Quels engagements de la finance durable à l’occasion de la COP26

Si le bilan multilatéral de la conférence des parties sur les changements climatiques, qui s’est achevée à Glasgow le 12 novembre, est généralement considéré comme maigre, le secteur financier s’est illustré par une multiplicité d’initiatives en faveur du climat lancées ou mises en avant pendant cette période. Quels sont les critères pour juger de leur niveau d’exigence ?

La COP26 a largement déçu les attentes vis-à-vis de la communauté internationale et l’inaction des États a été durement critiquée, ainsi que l’insuffisance des financements d’atténuation et d’adaptation pour les États vulnérables et les pays du Sud. Plusieurs déclarations de groupes de pays dépassent néanmoins les conclusions de la COP, comme la coalition pour la fin des subventions à l’exploitation des énergies fossiles dès 2022, rejointe notamment par la France, les déclarations sur la réduction des émissions de méthane, sur la fin du financement de projets liés à la déforestation, ou encore la coalition sur la sortie du charbon.

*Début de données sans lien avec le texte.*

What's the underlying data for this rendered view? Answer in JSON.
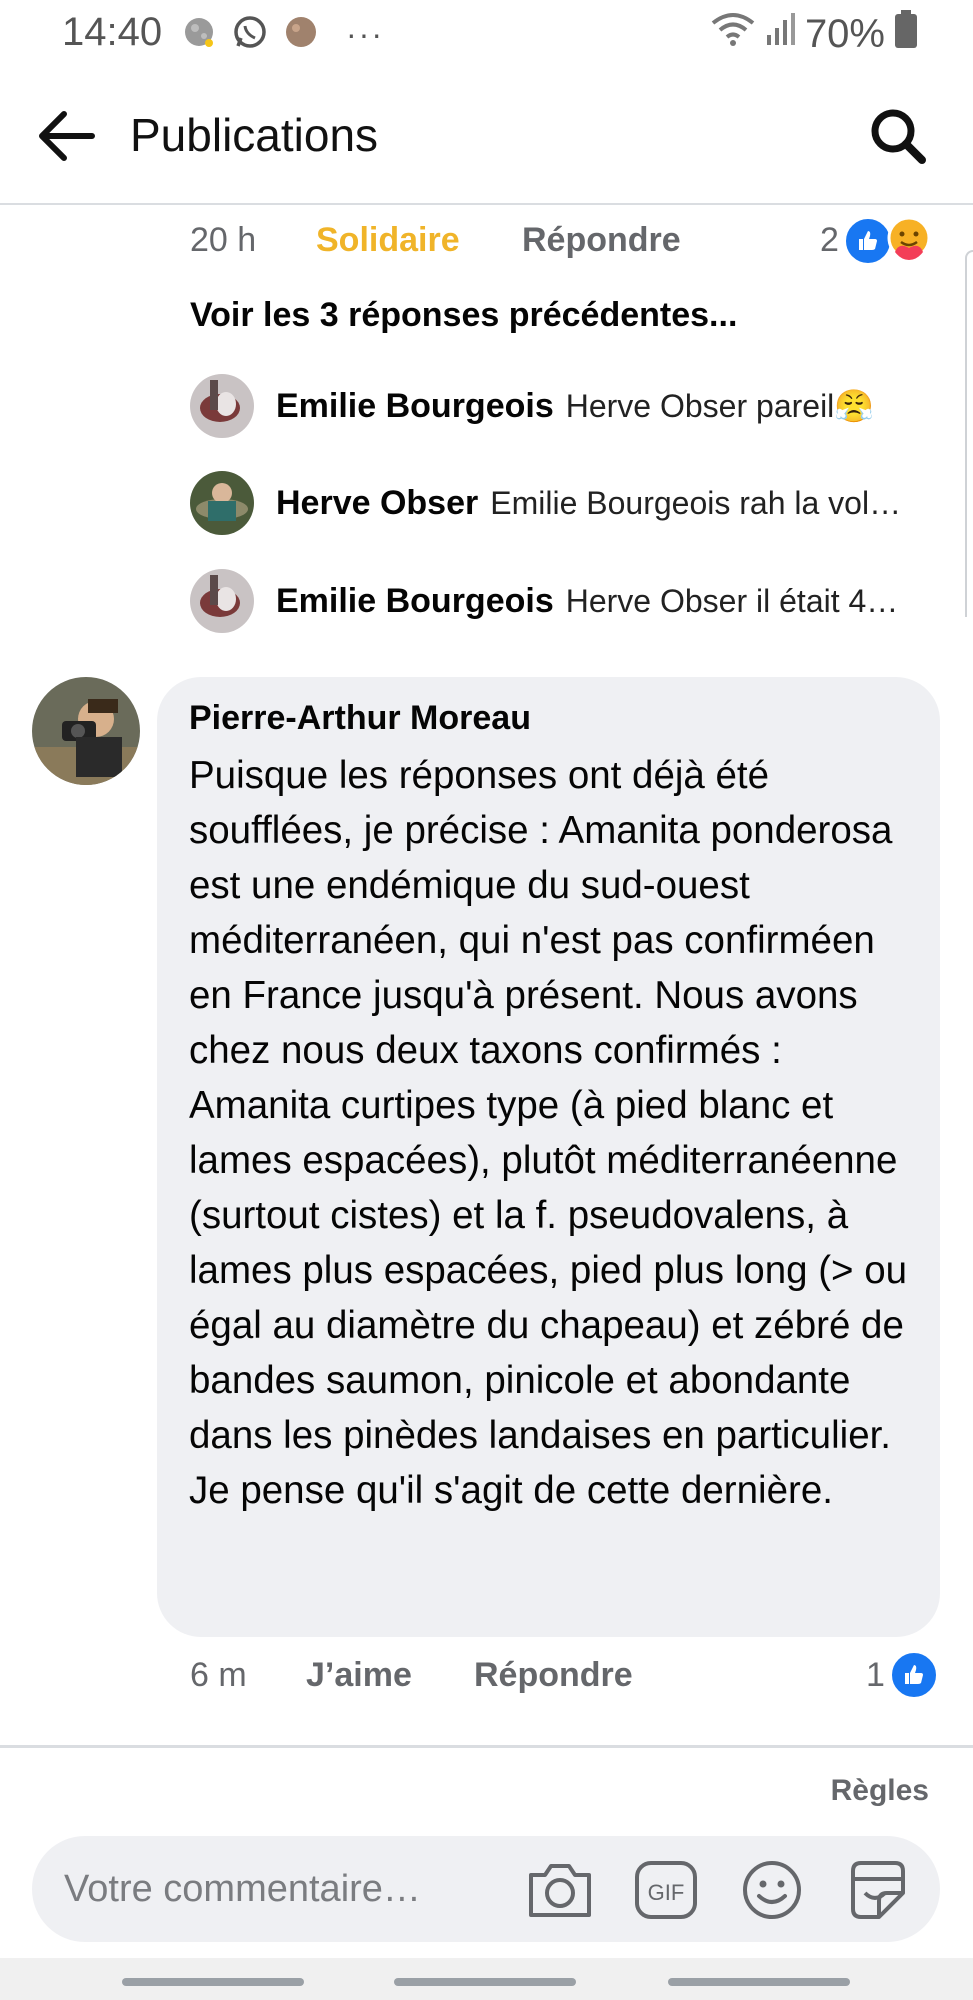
{
  "status_bar": {
    "time": "14:40",
    "battery": "70%",
    "more": "···",
    "icons": [
      "moon-icon",
      "whatsapp-icon",
      "app-icon",
      "wifi-icon",
      "signal-icon",
      "battery-icon"
    ]
  },
  "header": {
    "title": "Publications",
    "back_icon": "arrow-left-icon",
    "search_icon": "search-icon"
  },
  "previous_comment_actions": {
    "time": "20 h",
    "reaction_label": "Solidaire",
    "reply_label": "Répondre",
    "reaction_count": "2",
    "reaction_icons": [
      "like-icon",
      "care-icon"
    ]
  },
  "replies": {
    "view_previous": "Voir les 3 réponses précédentes...",
    "items": [
      {
        "name": "Emilie Bourgeois",
        "text": "Herve Obser pareil😤"
      },
      {
        "name": "Herve Obser",
        "text": "Emilie Bourgeois rah la vol…"
      },
      {
        "name": "Emilie Bourgeois",
        "text": "Herve Obser il était 4…"
      }
    ]
  },
  "comment": {
    "author": "Pierre-Arthur Moreau",
    "text": "Puisque les réponses ont déjà été soufflées, je précise : Amanita ponderosa est une endémique du sud-ouest méditerranéen, qui n'est pas confirméen en France jusqu'à présent. Nous avons chez nous deux taxons confirmés : Amanita curtipes type (à pied blanc et lames espacées), plutôt méditerranéenne (surtout cistes) et la f. pseudovalens, à lames plus espacées, pied plus long (> ou égal au diamètre du chapeau) et zébré de bandes saumon, pinicole et abondante dans les pinèdes landaises en particulier. Je pense qu'il s'agit de cette dernière.",
    "time": "6 m",
    "like_label": "J’aime",
    "reply_label": "Répondre",
    "like_count": "1"
  },
  "footer": {
    "rules": "Règles",
    "composer_placeholder": "Votre commentaire…",
    "gif_label": "GIF"
  },
  "colors": {
    "facebook_blue": "#1877f2",
    "solidaire_yellow": "#f0b429",
    "bubble_bg": "#eff0f3",
    "meta_gray": "#65676b"
  }
}
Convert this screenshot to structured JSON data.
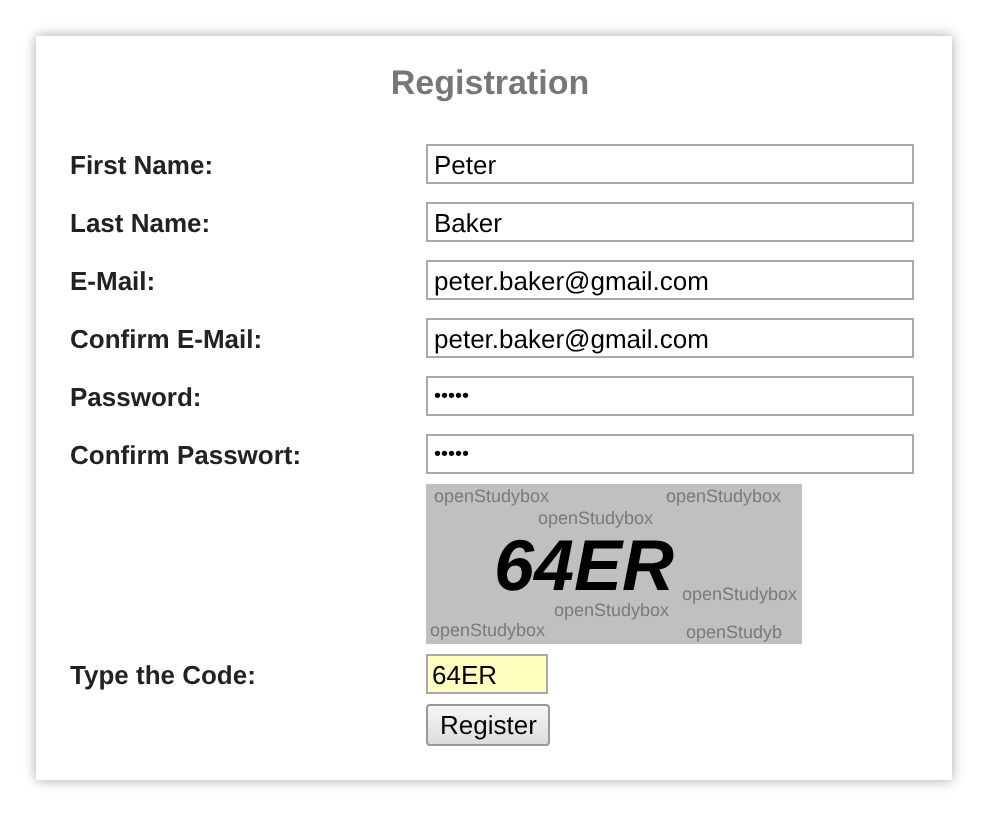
{
  "title": "Registration",
  "fields": [
    {
      "label": "First Name:",
      "value": "Peter",
      "kind": "text"
    },
    {
      "label": "Last Name:",
      "value": "Baker",
      "kind": "text"
    },
    {
      "label": "E-Mail:",
      "value": "peter.baker@gmail.com",
      "kind": "text"
    },
    {
      "label": "Confirm E-Mail:",
      "value": "peter.baker@gmail.com",
      "kind": "text"
    },
    {
      "label": "Password:",
      "value": "•••••",
      "kind": "password"
    },
    {
      "label": "Confirm Passwort:",
      "value": "•••••",
      "kind": "password"
    }
  ],
  "captcha": {
    "code": "64ER",
    "noise": [
      "openStudybox",
      "openStudybox",
      "openStudybox",
      "openStudybox",
      "openStudybox",
      "openStudybox",
      "openStudyb"
    ]
  },
  "code_field": {
    "label": "Type the Code:",
    "value": "64ER"
  },
  "buttons": [
    "Register"
  ]
}
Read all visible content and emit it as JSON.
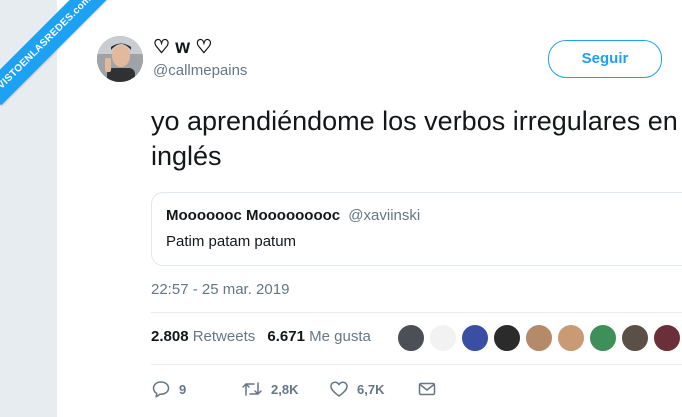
{
  "watermark": "VISTOENLASREDES.com",
  "user": {
    "display_name": "♡ w ♡",
    "handle": "@callmepains"
  },
  "follow_label": "Seguir",
  "tweet_text": "yo aprendiéndome los verbos irregulares en inglés",
  "quoted": {
    "name": "Mooooooc Mooooooooc",
    "handle": "@xaviinski",
    "text": "Patim patam patum"
  },
  "timestamp": "22:57 - 25 mar. 2019",
  "stats": {
    "retweets_count": "2.808",
    "retweets_label": "Retweets",
    "likes_count": "6.671",
    "likes_label": "Me gusta"
  },
  "actions": {
    "replies": "9",
    "retweets": "2,8K",
    "likes": "6,7K"
  },
  "colors": {
    "accent": "#1da1f2",
    "secondary_text": "#657786"
  }
}
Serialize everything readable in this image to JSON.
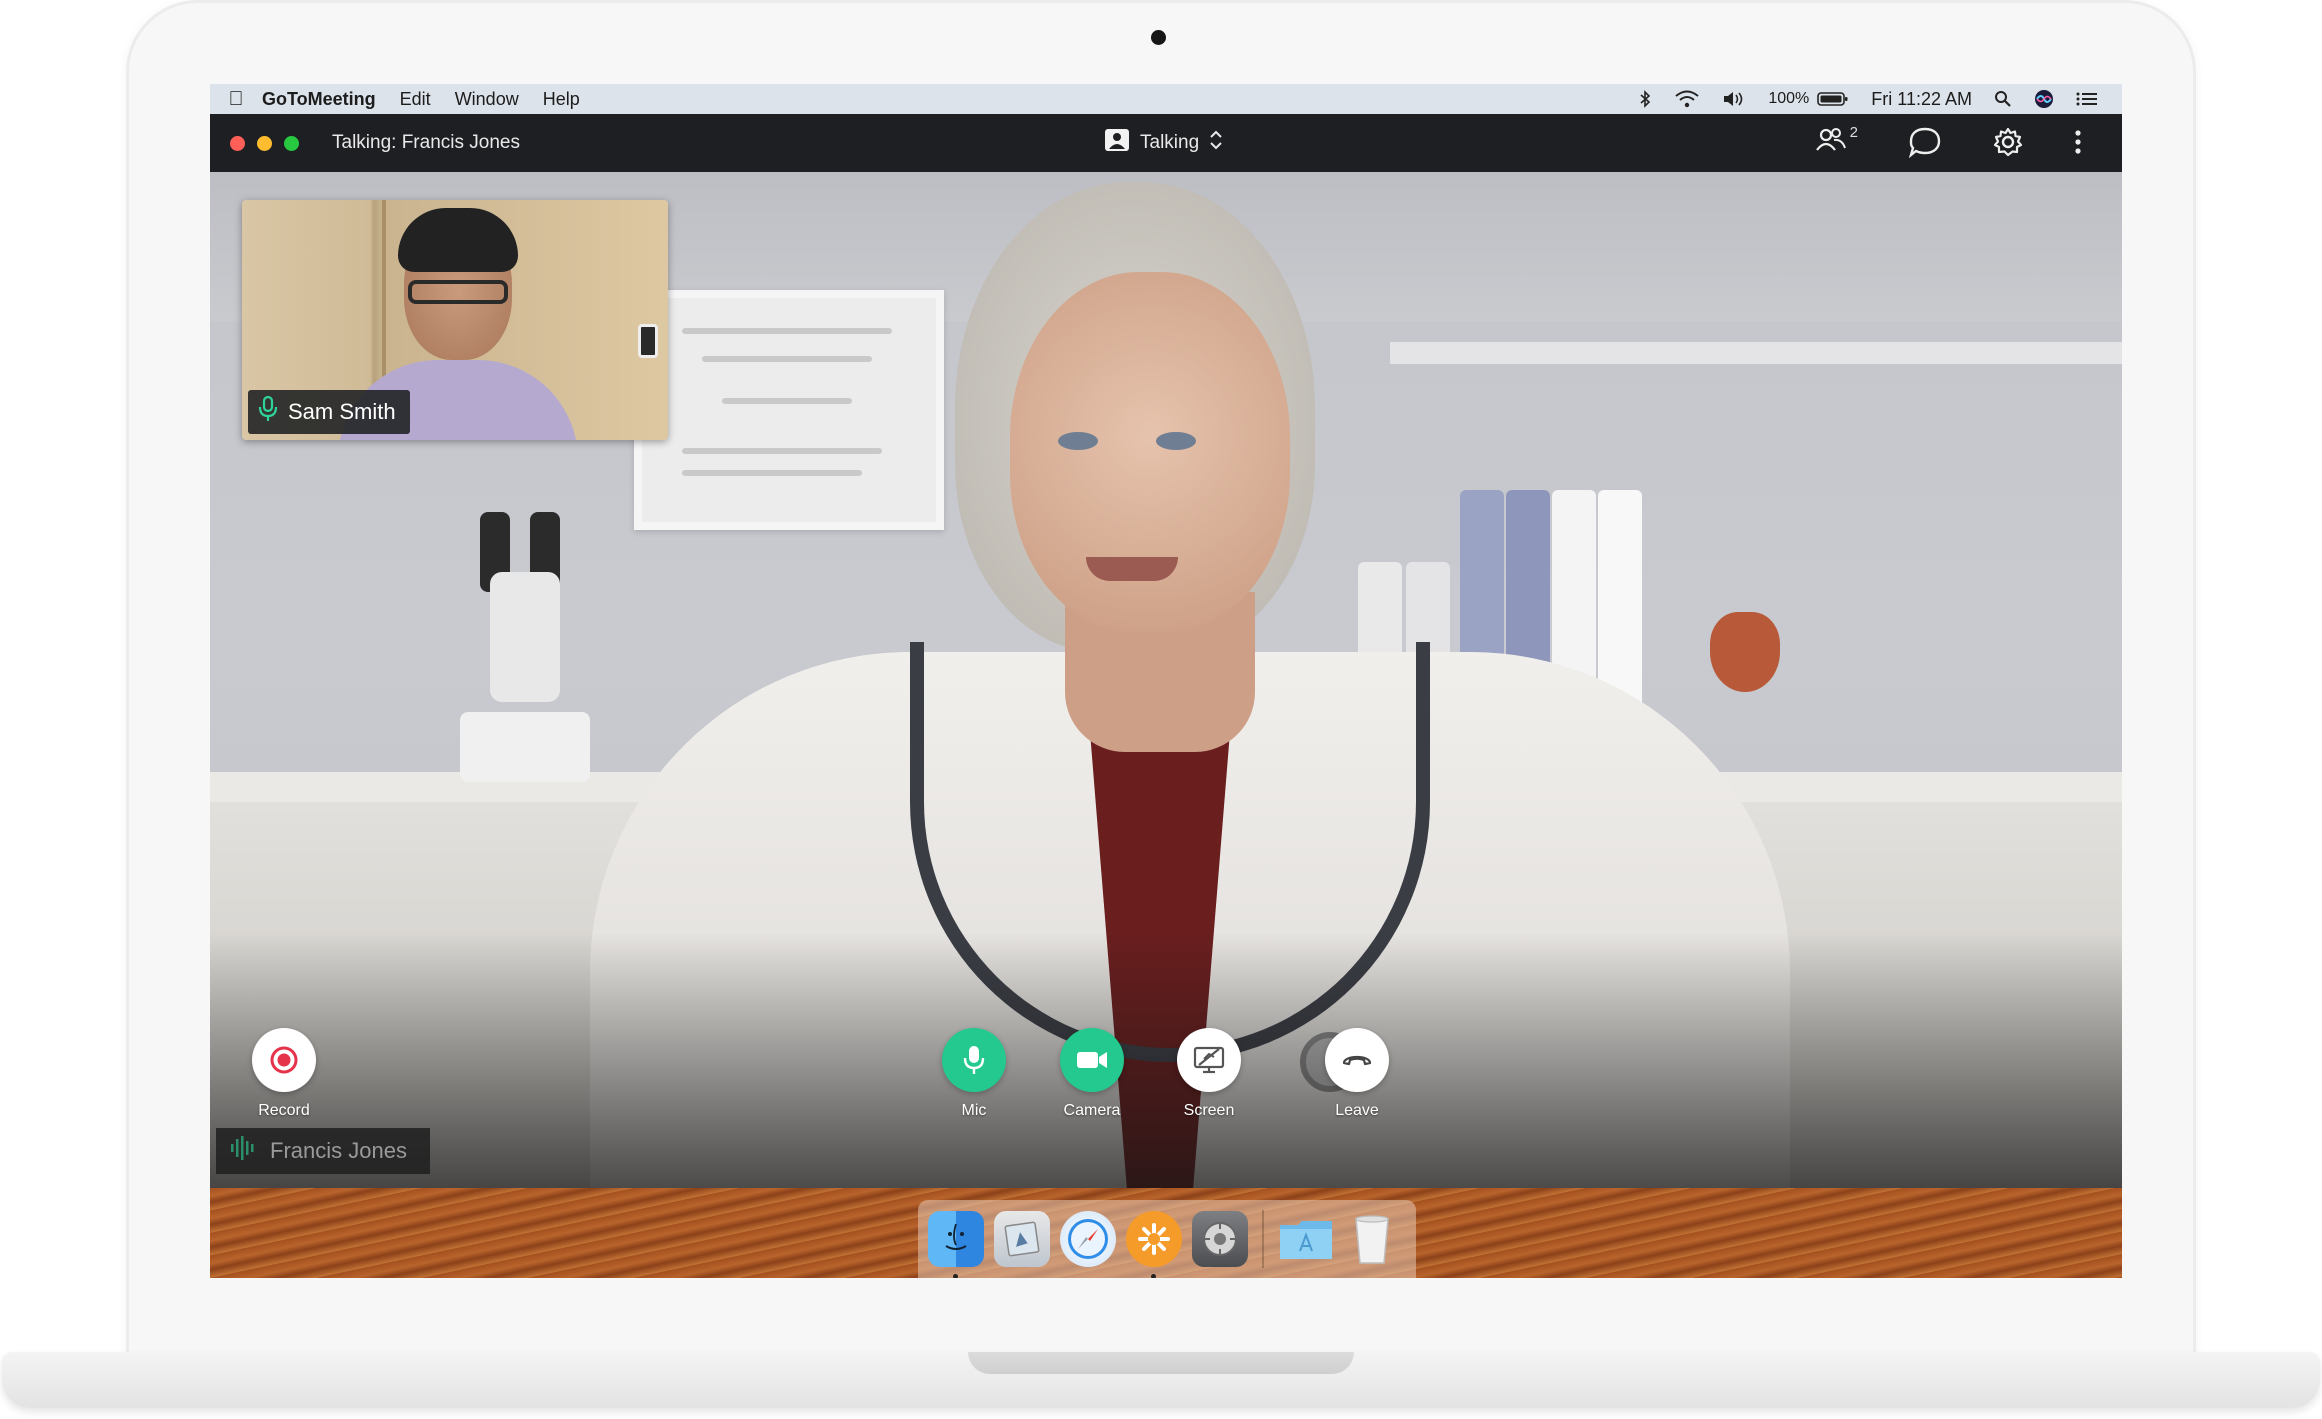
{
  "menubar": {
    "app_name": "GoToMeeting",
    "menus": [
      "Edit",
      "Window",
      "Help"
    ],
    "battery": "100%",
    "clock": "Fri 11:22 AM"
  },
  "titlebar": {
    "talking": "Talking: Francis Jones",
    "view_mode": "Talking",
    "participants_count": "2"
  },
  "self_view": {
    "name": "Sam Smith"
  },
  "controls": {
    "record": "Record",
    "mic": "Mic",
    "camera": "Camera",
    "screen": "Screen",
    "leave": "Leave"
  },
  "active_speaker": {
    "name": "Francis Jones"
  },
  "dock": {
    "apps": [
      "finder-icon",
      "preview-icon",
      "safari-icon",
      "gotomeeting-icon",
      "system-preferences-icon",
      "applications-folder-icon",
      "trash-icon"
    ]
  },
  "colors": {
    "accent_green": "#24c98f",
    "record_red": "#e5334b",
    "titlebar_bg": "#1d1f22"
  }
}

Le secteur privé a de son côté pris un certain nombre d’engagements volontaires, que les partisans d’une finance durable exigeante appelaient de leurs vœux pour montrer que s’aligner sur l’objectif de +1,5°C de réchauffement appelle des actes concrets. Sous l’égide de l’Initiative financière du Programme des Nations unies pour l’environnement (Unep-FI), l’Alliance des investisseurs pour la neutralité carbone (AOA), regroupant des acteurs détenant 9.000 Mds€ d’actifs sous gestion, vise à conduire dans cette trajectoire les entreprises présentes dans leurs portefeuilles. Pour le régime Préfon-Retraite, CNP Assurances, AXA et Allianz en sont membres. Présents sur tous les continents, les investisseurs membres de l’Alliance se fixent des objectifs de décarbonation à l’horizon 2050, avec des étapes quinquennales soumises à un conseil scientifique, la première intervenant en 2025.

D’autres coordinations ont repris cet objectif de neutralité carbone, mais peu se dotent d’objectifs intermédiaires comme l’AOA. Une autre critique faite à ces coalitions est la mise sur le même plan de la réduction effective des émissions de gaz à effet de serre et de mécanismes de compensation d’émissions existantes. Le rapport 2021 de l’Agence internationale de l’énergie montre pourtant que le levier des investissements dans les énergies fossiles est clé pour espérer atteindre les 1,5°C. Pour l’AOA, la neutralité carbone ne peut reposer que marginalement sur la captation de carbone.

Plusieurs initiatives de place françaises visent à compléter ces engagements climatiques, sur des thématiques précises, de façon à ne pas laisser de côté l’articulation entre les enjeux environnementaux, sociaux et de gouvernance. C’est le cas de la Coalition pour une transition juste, initiée par Finance for Tomorrow, qui vise à appuyer les investisseurs dans l’évaluation de leur contribution aux aspects sociaux de la transition énergétique et écologique, dont Préfon est membre observateur. Partant du constat que les investisseurs se doivent désormais de démontrer la contribution positive des financements qu’ils consacrent à l’économie et la société, la déclaration de soutien au développement de la finance à impact s’inscrit dans la même perspective de structuration et d’exigence, raison pour laquelle Préfon la soutient aussi.

Nécessaires mais pas suffisants, au-delà des acteurs qu’ils obligent désormais, ces engagements sont autant de signaux montrant aux États qu’il est possible d’agir au bénéfice de l’économie et de la société face à l’urgence climatique.